We clambered up boulders, gripping small nubs in the sandstone, and hopscotched around fields of pristine cryptobiotic soil, which, crusted with delicate cyanobacteria, lichens and mosses, prevents erosion and slows evaporation. (One human step destroys it, and it can take decades to regenerate.) After scurrying up the last rows of sandstone ledges, we arrived at the ledge to find . . . nothing. The dwellings we thought we’d seen were eroding clumps of mud.
“Good thing we’re patient,” said Amanda.
“Good thing we have a sense of humor,” added Ryan, dropping her pack. Behind us, the canyon spread out in an array of pleasing earth tones — muted green, red, beige, the unshakable blue of the sky. Protected by the rocks and out of the wind, we contemplated the view, the windless warmth and the luxury of having nowhere to be but here.

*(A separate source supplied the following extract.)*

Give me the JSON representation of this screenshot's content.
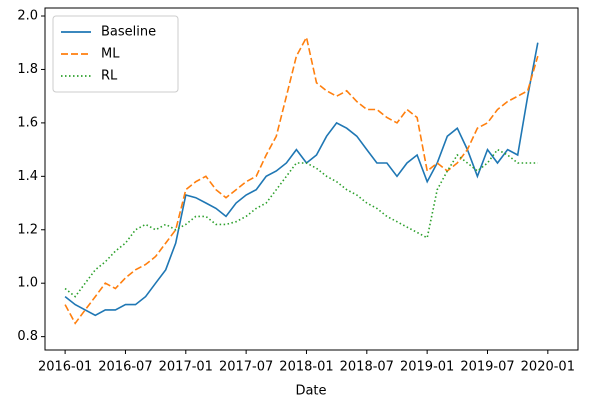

Motivated by the promise of unseen ruins, we decided to explore the rocky bench in case others lay hidden along it. After skirting around boulders that had dislodged from the cliffs and ducking under shrubs, we found a faint path that led to a wide stage of slickrock. Amanda gasped.
Just feet from where we stood, a wall of stones rose from a rocky ledge: the unmistakable work of human hands and minds. We approached slowly, so as not to disturb the animals — or perhaps the spirits — that lived there. Half a dozen stone-and-mortar structures stood in various states of preservation beneath the cliff. Mud plaster clung to the walls, and the black of long-cold fires scarred the wooden roof beams. Beneath our feet, potsherds cluttered the sand. We squatted and carefully sifted through the earth, as fine as flour.
“What do you think this is?” Ryan said, dusting off a cylindrical chunk of pottery the size of a Snickers bar.
“Check this out,” I said, holding up a potsherd painted with a grid and stripes. We were like enthralled children, intent on our discoveries. I wondered what kind of life belonged to the hand that had painted these designs, whether out of devotion or boredom, I’m not sure. Certainly, other visitors had been here, but there was remarkably little evidence of them. The hikers who discover this site seem to share an unspoken respect for its sacredness, leaving its potsherds where they found them for future travelers. I sifted through the sand, finding charcoal from old fires and tiny eaten corncobs. It felt as if I were standing among ghosts.
The ancient Puebloans who lived here between 700 and 2,000 years ago were, of course, real people. Archaeologists believe that they lived in small, dispersed clans, that they grew beans, corn and squash, built stone tools and wove yucca into sandals and string. They mostly left this area in the 13th century, probably chased away by a drought. But without written records, no one knows for sure. The details of their lives remain deliciously ripe for conjecture.
We followed the canyon as it dove farther into layers of wind-smoothed sandstone. Occasionally we spotted cairns, but otherwise we charted our own routes over and under boulders, through thickets of tamarisk and along the sides of cliffs. The quiet of the desert heightens my senses, and I started to notice things: icicles growing like seedlings from seeps in the rock, the mint color of the buffalo bushes, the sound of the wind scouring slickrock, and the tracks of mice and lizards.